Perusahaan satelit dan kecerdasan buatan tersebut telah memikat calon pembeli dengan rencana bisnis untuk membangun jaringan telepon dan internet global — dan suatu hari nanti antarplanet. Di Australia sendiri, diperkirakan terdapat sekitar 200.000 pelanggan Starlink menurut estimasi pemerintah pada 2025.
Ekspansi Starlink kian kokoh setelah perusahaan roket Elon Musk meluncurkan desain Starship V3 baru untuk memungkinkan peluncuran satelit Starlink yang lebih sering dan untuk mengirim misi NASA masa depan ke bulan.
Sejak saat itu, perusahaan telekomunikasi besar seperti Telstra dan Optus telah menandatangani kontrak dengan SpaceX untuk mengizinkan pelanggan mereka menggunakan layanan telepon satelit saat berada di luar jangkauan seluler tradisional.
Kendati demikian, model operasional ini membawa risiko tata kelola. Sebuah presentasi internal yang disiapkan oleh Pusat Keamanan Siber dan Infrastruktur Departemen Dalam Negeri pada Mei 2025 memaparkan "pertimbangan keamanan" untuk layanan komunikasi satelit orbit bumi rendah (low-Earth-orbit) seperti Starlink. Salah satu salinan menandai adanya "risiko ketersediaan karena sifat Starlink yang berbasis di luar negeri".
Dosen Hukum antariksa di Flinders University Joel Lisk menilai interaksi antara rezim regulasi yang berbeda sangat sulit diterapkan pada infrastruktur orbit.
Regulasi sistem satelit skala besar merupakan area perhatian regulasi yang nyata, dengan para regulator di seluruh dunia masih berjuang menghadapi kecepatan evolusi teknologi tersebut.
"Ada masalah yang melekat. Bagaimana Anda menghentikan seseorang melakukannya? Itu tidak mungkin karena lisensi kami tidak menjangkau hingga ke luar angkasa,” kata Joel Lisk.
Sebuah nota penasihat publik oleh Direktorat Sinyal Australia turut memaparkan operator swasta layanan satelit memiliki kendali yang signifikan atas jaringan tersebut.

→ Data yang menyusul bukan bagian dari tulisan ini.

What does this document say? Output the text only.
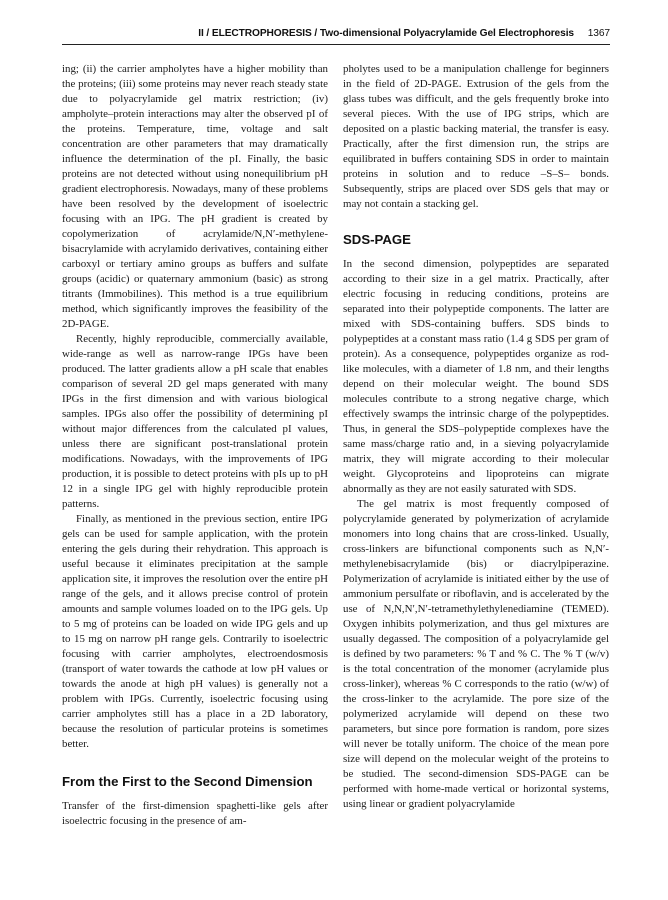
II / ELECTROPHORESIS / Two-dimensional Polyacrylamide Gel Electrophoresis 1367

ing; (ii) the carrier ampholytes have a higher mobility than the proteins; (iii) some proteins may never reach steady state due to polyacrylamide gel matrix restriction; (iv) ampholyte–protein interactions may alter the observed pI of the proteins. Temperature, time, voltage and salt concentration are other parameters that may dramatically influence the determination of the pI. Finally, the basic proteins are not detected without using nonequilibrium pH gradient electrophoresis. Nowadays, many of these problems have been resolved by the development of isoelectric focusing with an IPG. The pH gradient is created by copolymerization of acrylamide/N,N′-methylene-bisacrylamide with acrylamido derivatives, containing either carboxyl or tertiary amino groups as buffers and sulfate groups (acidic) or quaternary ammonium (basic) as strong titrants (Immobilines). This method is a true equilibrium method, which significantly improves the feasibility of the 2D-PAGE.

Recently, highly reproducible, commercially available, wide-range as well as narrow-range IPGs have been produced. The latter gradients allow a pH scale that enables comparison of several 2D gel maps generated with many IPGs in the first dimension and with various biological samples. IPGs also offer the possibility of determining pI without major differences from the calculated pI values, unless there are significant post-translational protein modifications. Nowadays, with the improvements of IPG production, it is possible to detect proteins with pIs up to pH 12 in a single IPG gel with highly reproducible protein patterns.

Finally, as mentioned in the previous section, entire IPG gels can be used for sample application, with the protein entering the gels during their rehydration. This approach is useful because it eliminates precipitation at the sample application site, it improves the resolution over the entire pH range of the gels, and it allows precise control of protein amounts and sample volumes loaded on to the IPG gels. Up to 5 mg of proteins can be loaded on wide IPG gels and up to 15 mg on narrow pH range gels. Contrarily to isoelectric focusing with carrier ampholytes, electroendosmosis (transport of water towards the cathode at low pH values or towards the anode at high pH values) is generally not a problem with IPGs. Currently, isoelectric focusing using carrier ampholytes still has a place in a 2D laboratory, because the resolution of particular proteins is sometimes better.

From the First to the Second Dimension

Transfer of the first-dimension spaghetti-like gels after isoelectric focusing in the presence of am-

pholytes used to be a manipulation challenge for beginners in the field of 2D-PAGE. Extrusion of the gels from the glass tubes was difficult, and the gels frequently broke into several pieces. With the use of IPG strips, which are deposited on a plastic backing material, the transfer is easy. Practically, after the first dimension run, the strips are equilibrated in buffers containing SDS in order to maintain proteins in solution and to reduce –S–S– bonds. Subsequently, strips are placed over SDS gels that may or may not contain a stacking gel.

SDS-PAGE

In the second dimension, polypeptides are separated according to their size in a gel matrix. Practically, after electric focusing in reducing conditions, proteins are separated into their polypeptide components. The latter are mixed with SDS-containing buffers. SDS binds to polypeptides at a constant mass ratio (1.4 g SDS per gram of protein). As a consequence, polypeptides organize as rod-like molecules, with a diameter of 1.8 nm, and their lengths depend on their molecular weight. The bound SDS molecules contribute to a strong negative charge, which effectively swamps the intrinsic charge of the polypeptides. Thus, in general the SDS–polypeptide complexes have the same mass/charge ratio and, in a sieving polyacrylamide matrix, they will migrate according to their molecular weight. Glycoproteins and lipoproteins can migrate abnormally as they are not easily saturated with SDS.

The gel matrix is most frequently composed of polycrylamide generated by polymerization of acrylamide monomers into long chains that are cross-linked. Usually, cross-linkers are bifunctional components such as N,N′-methylenebisacrylamide (bis) or diacrylpiperazine. Polymerization of acrylamide is initiated either by the use of ammonium persulfate or riboflavin, and is accelerated by the use of N,N,N′,N′-tetramethylethylenediamine (TEMED). Oxygen inhibits polymerization, and thus gel mixtures are usually degassed. The composition of a polyacrylamide gel is defined by two parameters: % T and % C. The % T (w/v) is the total concentration of the monomer (acrylamide plus cross-linker), whereas % C corresponds to the ratio (w/w) of the cross-linker to the acrylamide. The pore size of the polymerized acrylamide will depend on these two parameters, but since pore formation is random, pore sizes will never be totally uniform. The choice of the mean pore size will depend on the molecular weight of the proteins to be studied. The second-dimension SDS-PAGE can be performed with home-made vertical or horizontal systems, using linear or gradient polyacrylamide
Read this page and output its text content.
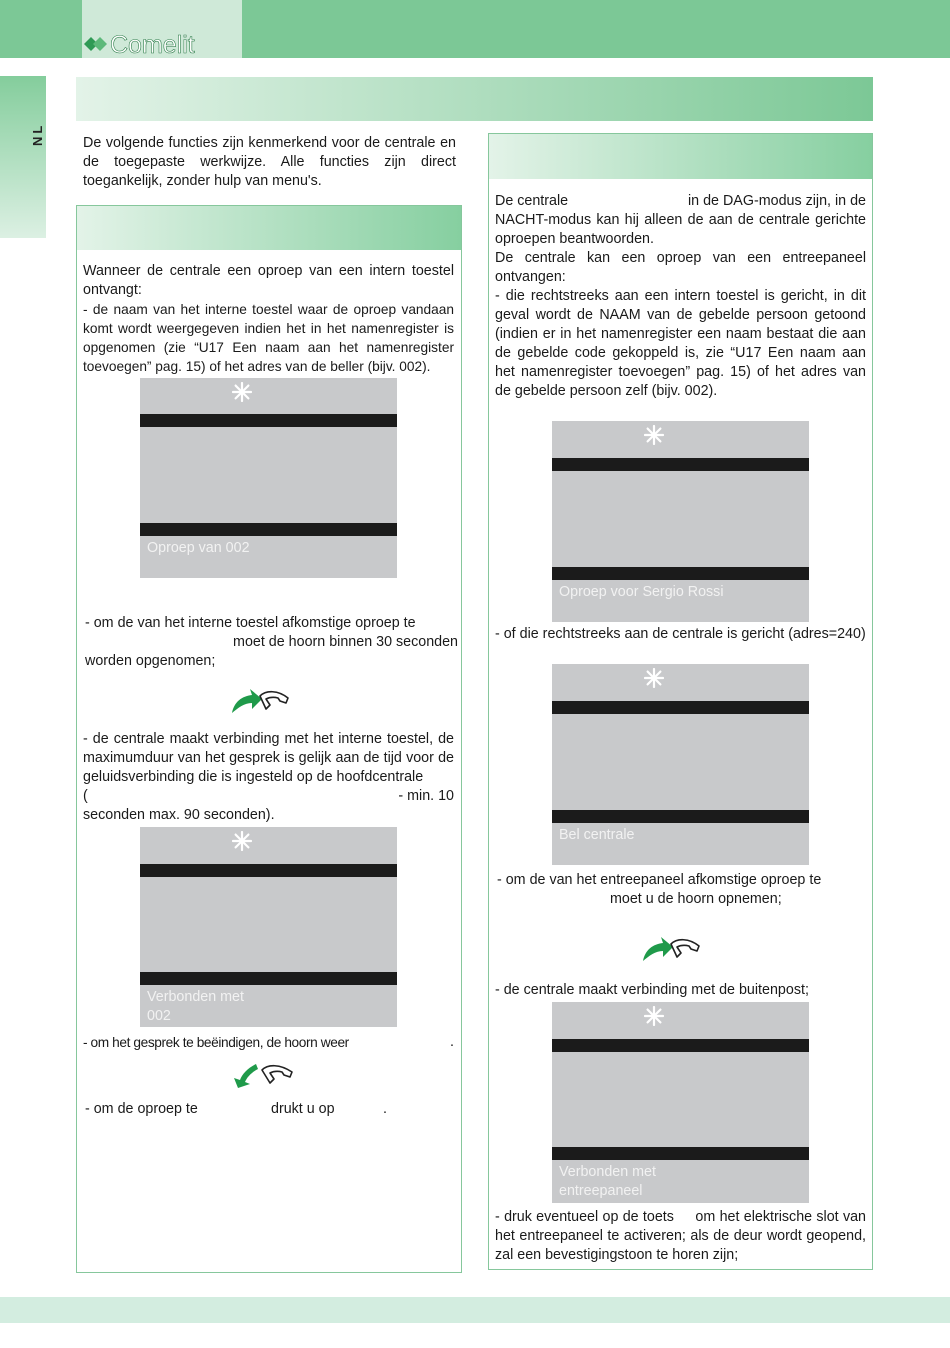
Comelit
NL	De volgende functies zijn kenmerkend voor de centrale en de toegepaste werkwijze. Alle functies zijn direct toegankelijk, zonder hulp van menu's.
Wanneer de centrale een oproep van een intern toestel ontvangt:
- de naam van het interne toestel waar de oproep vandaan komt wordt weergegeven indien het in het namenregister is opgenomen (zie “U17 Een naam aan het namenregister toevoegen” pag. 15) of het adres van de beller (bijv. 002).
Oproep van 002
- om de van het interne toestel afkomstige oproep te
moet de hoorn binnen 30 seconden
worden opgenomen;
- de centrale maakt verbinding met het interne toestel, de maximumduur van het gesprek is gelijk aan de tijd voor de geluidsverbinding die is ingesteld op de hoofdcentrale
(	- min. 10
seconden max. 90 seconden).
Verbonden met
002
- om het gesprek te beëindigen, de hoorn weer	.
- om de oproep te	drukt u op	.
De centrale	in de DAG-modus zijn, in de
NACHT-modus kan hij alleen de aan de centrale gerichte oproepen beantwoorden.
De centrale kan een oproep van een entreepaneel ontvangen:
- die rechtstreeks aan een intern toestel is gericht, in dit geval wordt de NAAM van de gebelde persoon getoond (indien er in het namenregister een naam bestaat die aan de gebelde code gekoppeld is, zie “U17 Een naam aan het namenregister toevoegen” pag. 15) of het adres van de gebelde persoon zelf (bijv. 002).
Oproep voor Sergio Rossi
- of die rechtstreeks aan de centrale is gericht (adres=240)
Bel centrale
- om de van het entreepaneel afkomstige oproep te
moet u de hoorn opnemen;
- de centrale maakt verbinding met de buitenpost;
Verbonden met
entreepaneel
- druk eventueel op de toets     om het elektrische slot van het entreepaneel te activeren; als de deur wordt geopend, zal een bevestigingstoon te horen zijn;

"Pengaruh ini mungkin melebihi kapasitas regulasi masing-masing negara, meningkatkan kekhawatiran tentang kedaulatan dan perlindungan kepentingan nasional."
Sejauh ini, pemerintah federal Australia telah memberikan lebih dari selusin kontrak bernilai setidaknya US$7,13 juta, termasuk layanan untuk Departemen Pertahanan dan Komisi Pemilihan Umum Australia. Angka ini membengkak menjadi lebih dari US$50 juta jika memasukkan kontrak pemerintah negara bagian, termasuk kontrak senilai US$41 juta dengan Dinas Pemadam Kebakaran Pedesaan NSW.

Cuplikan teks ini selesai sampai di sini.